The second slide posed the question: “Was slavery OK?” and went on: “Yes!!! I mean, Black people are inferior in every way. It’s only fit that they do our bidding. I mean, just look at them. Those hairless monkeys. The fact that I get near them every day disgust[s] me.”
After the first two slides, the student went on to make a point about contemporary society disagreeing with concepts that were once widely believed, comparing that to society’s current treatment of animals.
“It’s pretty hard to listen to the few sentences I said, but that’s just history for you,” the next slide reads. “We, as humans, have made decisions based on our bias[es] and beliefs. For the bad decisions, we look back and think of how dumb we really are.”
The presentation goes on to discuss animal cruelty and abuse.
“The first two slides are absolutely revolting. It’s just horrible,” Superintendent Sander told The Daily Beast. “Unfortunately, nobody can get to the message that the individual was trying to say because you can’t get past those first two slides just being so offensive.”
Images of the presentation popped up on social media, where community members were quick to blast the slides—and insist the “context” shouldn’t matter given the ugly language shared in the classroom.

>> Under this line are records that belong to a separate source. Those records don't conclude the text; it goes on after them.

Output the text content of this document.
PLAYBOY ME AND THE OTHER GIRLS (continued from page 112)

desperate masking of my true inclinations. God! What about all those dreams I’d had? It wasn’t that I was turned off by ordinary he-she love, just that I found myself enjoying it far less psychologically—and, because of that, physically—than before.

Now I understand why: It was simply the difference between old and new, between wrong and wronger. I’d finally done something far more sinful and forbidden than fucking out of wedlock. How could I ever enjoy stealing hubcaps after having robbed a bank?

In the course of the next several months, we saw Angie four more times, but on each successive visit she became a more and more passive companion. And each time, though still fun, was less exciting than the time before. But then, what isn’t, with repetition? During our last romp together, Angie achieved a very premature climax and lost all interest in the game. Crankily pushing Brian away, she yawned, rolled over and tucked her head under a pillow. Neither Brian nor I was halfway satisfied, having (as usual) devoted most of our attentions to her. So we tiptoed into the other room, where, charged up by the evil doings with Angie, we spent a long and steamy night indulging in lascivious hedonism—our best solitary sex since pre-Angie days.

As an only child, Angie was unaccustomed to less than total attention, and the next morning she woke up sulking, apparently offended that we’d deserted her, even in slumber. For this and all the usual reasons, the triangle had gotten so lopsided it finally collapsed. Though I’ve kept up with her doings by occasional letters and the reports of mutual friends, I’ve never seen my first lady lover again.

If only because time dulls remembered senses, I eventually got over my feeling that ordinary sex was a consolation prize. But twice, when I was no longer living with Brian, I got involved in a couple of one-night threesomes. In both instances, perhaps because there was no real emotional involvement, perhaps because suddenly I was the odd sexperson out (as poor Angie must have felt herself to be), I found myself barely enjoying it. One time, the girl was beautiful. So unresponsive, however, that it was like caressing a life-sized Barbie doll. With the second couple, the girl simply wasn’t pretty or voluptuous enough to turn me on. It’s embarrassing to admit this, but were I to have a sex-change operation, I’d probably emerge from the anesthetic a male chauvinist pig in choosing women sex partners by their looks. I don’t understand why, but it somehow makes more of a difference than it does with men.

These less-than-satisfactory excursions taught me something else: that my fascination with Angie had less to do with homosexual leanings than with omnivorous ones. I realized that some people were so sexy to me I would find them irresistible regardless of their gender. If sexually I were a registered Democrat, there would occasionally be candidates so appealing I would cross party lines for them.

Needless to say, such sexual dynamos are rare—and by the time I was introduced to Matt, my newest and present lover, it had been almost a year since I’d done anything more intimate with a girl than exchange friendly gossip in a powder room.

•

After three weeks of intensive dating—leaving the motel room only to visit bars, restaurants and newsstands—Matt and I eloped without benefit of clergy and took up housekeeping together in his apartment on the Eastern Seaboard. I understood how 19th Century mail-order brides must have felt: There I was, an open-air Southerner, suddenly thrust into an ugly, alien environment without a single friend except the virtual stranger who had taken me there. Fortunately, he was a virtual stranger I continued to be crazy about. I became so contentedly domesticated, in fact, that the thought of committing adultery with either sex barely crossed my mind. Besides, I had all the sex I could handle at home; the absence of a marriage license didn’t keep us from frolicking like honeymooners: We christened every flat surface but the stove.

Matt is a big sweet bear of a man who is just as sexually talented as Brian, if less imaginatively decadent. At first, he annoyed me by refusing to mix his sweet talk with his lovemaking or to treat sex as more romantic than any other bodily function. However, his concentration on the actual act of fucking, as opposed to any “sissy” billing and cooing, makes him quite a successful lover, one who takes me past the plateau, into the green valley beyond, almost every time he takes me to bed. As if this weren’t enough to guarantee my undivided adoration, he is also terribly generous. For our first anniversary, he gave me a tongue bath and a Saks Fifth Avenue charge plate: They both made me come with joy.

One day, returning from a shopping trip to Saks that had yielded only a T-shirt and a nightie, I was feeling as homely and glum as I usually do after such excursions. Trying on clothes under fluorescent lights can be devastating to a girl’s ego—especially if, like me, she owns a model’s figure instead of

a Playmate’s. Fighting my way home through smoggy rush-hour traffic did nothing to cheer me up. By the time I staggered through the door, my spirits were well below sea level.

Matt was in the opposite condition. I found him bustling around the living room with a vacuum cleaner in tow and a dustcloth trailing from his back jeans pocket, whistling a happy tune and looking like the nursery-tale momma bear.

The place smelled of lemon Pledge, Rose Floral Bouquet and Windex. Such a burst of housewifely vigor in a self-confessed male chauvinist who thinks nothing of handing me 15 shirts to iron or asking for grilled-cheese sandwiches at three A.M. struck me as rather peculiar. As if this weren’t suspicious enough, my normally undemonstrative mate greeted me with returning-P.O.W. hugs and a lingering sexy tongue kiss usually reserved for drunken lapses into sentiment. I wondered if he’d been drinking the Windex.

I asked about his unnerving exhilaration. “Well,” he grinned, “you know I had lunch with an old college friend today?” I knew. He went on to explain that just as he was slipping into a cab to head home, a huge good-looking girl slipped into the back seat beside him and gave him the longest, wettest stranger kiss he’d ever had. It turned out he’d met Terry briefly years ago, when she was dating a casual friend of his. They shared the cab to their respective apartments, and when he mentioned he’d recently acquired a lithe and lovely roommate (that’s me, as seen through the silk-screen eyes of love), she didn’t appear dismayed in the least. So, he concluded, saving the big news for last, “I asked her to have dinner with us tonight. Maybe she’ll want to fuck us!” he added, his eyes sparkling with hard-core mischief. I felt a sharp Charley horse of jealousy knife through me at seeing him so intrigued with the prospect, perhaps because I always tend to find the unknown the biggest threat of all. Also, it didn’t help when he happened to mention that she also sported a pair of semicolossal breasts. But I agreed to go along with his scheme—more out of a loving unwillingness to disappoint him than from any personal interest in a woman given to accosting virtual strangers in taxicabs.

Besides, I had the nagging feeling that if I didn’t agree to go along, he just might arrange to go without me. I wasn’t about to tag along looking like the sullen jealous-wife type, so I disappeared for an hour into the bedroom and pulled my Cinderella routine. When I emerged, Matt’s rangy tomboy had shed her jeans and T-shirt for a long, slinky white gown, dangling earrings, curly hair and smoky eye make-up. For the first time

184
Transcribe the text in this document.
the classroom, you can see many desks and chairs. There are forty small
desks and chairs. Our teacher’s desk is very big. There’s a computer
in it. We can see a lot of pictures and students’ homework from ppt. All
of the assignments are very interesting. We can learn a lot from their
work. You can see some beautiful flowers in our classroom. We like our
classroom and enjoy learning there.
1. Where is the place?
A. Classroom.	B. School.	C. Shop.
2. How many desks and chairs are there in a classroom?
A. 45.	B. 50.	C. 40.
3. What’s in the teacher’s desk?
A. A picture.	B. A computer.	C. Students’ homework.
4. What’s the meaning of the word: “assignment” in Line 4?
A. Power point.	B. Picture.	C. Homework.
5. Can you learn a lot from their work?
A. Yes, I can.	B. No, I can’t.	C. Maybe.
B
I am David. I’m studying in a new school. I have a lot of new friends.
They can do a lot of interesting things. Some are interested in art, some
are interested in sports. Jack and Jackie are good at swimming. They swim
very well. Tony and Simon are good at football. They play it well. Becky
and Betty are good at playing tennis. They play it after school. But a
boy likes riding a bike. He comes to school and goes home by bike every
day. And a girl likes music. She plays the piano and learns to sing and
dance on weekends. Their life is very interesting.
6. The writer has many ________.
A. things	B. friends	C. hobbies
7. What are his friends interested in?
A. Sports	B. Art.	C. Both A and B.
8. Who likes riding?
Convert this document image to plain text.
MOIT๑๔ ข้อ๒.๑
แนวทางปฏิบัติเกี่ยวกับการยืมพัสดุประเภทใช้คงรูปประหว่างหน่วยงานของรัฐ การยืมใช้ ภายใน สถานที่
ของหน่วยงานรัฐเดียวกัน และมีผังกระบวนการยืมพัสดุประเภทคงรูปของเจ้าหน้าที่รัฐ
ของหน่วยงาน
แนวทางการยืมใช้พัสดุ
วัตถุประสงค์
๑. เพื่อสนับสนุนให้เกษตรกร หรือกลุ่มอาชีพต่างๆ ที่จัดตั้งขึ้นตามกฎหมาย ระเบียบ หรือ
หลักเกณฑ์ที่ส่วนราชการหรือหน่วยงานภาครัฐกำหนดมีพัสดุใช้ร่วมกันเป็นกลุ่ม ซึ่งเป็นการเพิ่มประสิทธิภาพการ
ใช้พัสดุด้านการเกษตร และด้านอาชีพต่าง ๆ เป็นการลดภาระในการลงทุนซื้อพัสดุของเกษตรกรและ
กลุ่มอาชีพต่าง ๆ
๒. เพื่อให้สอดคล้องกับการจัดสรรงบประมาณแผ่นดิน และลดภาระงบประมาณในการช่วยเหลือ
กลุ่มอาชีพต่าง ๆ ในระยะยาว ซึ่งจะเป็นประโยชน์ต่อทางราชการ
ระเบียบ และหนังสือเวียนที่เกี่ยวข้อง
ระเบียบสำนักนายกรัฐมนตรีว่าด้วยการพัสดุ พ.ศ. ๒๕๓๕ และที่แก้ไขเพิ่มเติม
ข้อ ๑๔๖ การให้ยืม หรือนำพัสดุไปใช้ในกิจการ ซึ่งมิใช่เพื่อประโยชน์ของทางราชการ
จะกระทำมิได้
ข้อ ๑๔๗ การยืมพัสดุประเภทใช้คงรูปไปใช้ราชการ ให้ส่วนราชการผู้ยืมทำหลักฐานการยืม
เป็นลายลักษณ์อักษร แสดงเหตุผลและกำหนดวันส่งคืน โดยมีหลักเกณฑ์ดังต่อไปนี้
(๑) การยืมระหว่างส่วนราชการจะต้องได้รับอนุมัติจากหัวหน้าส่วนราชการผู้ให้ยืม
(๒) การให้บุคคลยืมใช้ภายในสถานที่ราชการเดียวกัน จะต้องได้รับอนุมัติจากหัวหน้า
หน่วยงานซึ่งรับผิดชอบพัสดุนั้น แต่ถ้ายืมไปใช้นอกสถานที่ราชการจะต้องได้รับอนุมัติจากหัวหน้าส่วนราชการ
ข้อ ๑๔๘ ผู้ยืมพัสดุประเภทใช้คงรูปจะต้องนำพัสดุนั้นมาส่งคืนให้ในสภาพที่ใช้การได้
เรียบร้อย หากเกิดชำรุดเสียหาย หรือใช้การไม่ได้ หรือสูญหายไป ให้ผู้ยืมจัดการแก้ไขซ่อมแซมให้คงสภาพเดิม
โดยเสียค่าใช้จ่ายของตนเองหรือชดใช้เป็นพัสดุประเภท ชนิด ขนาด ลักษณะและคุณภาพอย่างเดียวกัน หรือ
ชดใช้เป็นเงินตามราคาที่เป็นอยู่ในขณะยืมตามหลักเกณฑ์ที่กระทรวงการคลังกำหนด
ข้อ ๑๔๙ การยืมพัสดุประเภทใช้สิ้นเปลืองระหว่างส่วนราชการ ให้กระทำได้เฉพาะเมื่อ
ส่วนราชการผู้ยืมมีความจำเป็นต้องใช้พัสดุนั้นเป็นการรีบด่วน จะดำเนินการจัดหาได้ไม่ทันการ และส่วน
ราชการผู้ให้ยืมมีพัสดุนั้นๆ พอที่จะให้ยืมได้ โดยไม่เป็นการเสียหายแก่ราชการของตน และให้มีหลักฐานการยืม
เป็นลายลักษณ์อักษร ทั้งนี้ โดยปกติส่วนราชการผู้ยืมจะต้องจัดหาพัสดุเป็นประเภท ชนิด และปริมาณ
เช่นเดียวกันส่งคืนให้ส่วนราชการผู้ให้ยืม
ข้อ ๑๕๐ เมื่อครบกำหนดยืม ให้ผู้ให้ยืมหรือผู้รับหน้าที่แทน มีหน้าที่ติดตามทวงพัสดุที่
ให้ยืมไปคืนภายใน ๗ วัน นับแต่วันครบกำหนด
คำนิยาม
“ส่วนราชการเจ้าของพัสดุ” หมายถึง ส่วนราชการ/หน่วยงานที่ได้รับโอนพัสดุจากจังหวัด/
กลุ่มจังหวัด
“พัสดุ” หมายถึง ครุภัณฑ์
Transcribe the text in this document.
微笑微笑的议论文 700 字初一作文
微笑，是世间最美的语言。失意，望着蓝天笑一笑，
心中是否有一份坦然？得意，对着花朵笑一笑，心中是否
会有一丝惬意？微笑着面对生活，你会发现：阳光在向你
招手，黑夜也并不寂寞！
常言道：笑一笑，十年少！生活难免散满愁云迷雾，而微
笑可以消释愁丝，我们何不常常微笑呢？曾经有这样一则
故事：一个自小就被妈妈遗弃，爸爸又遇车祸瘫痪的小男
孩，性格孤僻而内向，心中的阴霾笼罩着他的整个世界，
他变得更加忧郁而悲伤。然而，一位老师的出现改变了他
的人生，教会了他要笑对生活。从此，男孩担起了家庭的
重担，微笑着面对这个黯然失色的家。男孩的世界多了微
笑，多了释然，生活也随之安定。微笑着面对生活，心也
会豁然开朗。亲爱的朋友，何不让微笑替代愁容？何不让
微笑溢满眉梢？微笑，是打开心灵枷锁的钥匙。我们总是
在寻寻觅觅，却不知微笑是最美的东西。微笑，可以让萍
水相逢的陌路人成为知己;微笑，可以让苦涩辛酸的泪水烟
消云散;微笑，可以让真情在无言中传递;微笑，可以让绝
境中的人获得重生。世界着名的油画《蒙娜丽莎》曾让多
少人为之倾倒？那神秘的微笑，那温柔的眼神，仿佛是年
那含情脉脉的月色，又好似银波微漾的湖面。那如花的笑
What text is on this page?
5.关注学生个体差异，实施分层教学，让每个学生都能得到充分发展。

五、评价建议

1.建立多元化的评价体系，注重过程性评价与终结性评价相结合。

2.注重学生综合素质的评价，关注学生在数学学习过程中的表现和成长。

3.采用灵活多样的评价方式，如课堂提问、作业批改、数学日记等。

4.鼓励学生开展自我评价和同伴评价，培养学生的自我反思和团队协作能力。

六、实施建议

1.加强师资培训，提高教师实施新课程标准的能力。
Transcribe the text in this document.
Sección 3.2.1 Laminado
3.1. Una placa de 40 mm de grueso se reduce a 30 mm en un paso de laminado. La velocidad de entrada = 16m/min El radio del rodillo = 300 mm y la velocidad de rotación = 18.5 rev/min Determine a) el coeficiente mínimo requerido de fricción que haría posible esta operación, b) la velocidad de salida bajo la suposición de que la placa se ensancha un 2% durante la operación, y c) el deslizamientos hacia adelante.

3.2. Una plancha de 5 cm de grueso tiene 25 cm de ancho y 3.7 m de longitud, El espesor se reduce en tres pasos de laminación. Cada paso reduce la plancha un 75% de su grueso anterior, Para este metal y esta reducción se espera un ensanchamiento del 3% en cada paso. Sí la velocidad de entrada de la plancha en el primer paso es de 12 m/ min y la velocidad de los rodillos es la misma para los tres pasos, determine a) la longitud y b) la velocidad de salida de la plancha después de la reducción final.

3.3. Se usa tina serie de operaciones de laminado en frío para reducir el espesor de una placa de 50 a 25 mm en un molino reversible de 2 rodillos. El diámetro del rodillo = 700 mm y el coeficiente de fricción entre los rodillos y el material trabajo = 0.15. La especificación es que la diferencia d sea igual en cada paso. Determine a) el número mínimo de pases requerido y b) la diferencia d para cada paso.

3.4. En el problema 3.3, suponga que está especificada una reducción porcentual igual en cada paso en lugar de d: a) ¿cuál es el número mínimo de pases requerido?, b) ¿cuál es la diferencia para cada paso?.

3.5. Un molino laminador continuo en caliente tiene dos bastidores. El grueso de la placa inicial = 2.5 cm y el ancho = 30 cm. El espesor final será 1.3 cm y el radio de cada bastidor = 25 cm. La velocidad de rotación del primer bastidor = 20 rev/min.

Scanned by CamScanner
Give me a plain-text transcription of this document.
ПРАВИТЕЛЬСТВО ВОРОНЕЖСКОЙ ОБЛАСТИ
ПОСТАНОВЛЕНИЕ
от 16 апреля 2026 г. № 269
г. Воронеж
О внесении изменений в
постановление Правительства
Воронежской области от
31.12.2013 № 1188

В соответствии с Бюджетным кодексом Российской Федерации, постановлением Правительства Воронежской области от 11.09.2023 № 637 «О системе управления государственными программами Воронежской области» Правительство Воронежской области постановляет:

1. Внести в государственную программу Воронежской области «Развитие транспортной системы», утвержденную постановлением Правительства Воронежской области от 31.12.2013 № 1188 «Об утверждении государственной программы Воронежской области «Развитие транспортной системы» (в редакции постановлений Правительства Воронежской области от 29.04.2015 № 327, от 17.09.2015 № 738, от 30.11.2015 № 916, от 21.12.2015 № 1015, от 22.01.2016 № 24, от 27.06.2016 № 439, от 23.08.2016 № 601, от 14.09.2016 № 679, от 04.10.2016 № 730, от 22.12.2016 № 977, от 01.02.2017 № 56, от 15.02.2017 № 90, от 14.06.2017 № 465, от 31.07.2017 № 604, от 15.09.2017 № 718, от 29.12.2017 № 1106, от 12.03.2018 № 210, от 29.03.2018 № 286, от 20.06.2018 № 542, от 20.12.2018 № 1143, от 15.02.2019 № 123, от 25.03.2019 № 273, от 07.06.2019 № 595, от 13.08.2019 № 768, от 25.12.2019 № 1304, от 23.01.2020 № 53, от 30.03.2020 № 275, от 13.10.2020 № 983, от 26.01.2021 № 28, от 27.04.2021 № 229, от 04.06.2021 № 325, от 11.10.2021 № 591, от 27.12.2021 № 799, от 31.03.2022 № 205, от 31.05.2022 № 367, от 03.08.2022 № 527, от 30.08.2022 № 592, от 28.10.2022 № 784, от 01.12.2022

“As someone whose kid goes to FHS and saw the slides, context doesn't matter when you see what the kid actually wrote/said in his presentation and the teacher's reaction/non-reaction,” Toni Ierace wrote in response to a photo of the presentation.
“The problem here is if the student was trying to equate eating meat and dairy products with being a racist or not allowing women to vote,” Lauren Schmidt wrote. “I get that the student was trying to make a point about animal cruelty, but I don’t think that was the best way to go about it.”
Others slammed online critics for not fully understanding the intent of the presentation.
“I don’t know what was on the slides, but [it] sounds like context was thrown out of the window here. Critical thinking is dying a slow death,” Brandon Rutledge posted.
Even the Democratic Party of Warren County, Ohio, weighed in, writing, “We haven’t seen the slides, so we don’t know the [context], but this looks like it’s teaching critical thinking.”
In a comment to The Daily Beast, Warren County Democratic Party Chair Bethe Goldenfield said the presentation compared enslavement and animal cruelty in the “context of a value system” and equated the outrage to the slides to the banning of so-called Critical Race Theory in schools.
“This is an issue that’s happening all over the country…suppressing people from discussing things that make people uncomfortable,” she said. “Talking about slavery is a reality. Talking about the Holocaust is a reality. Talking about women’s suffrage is a reality.”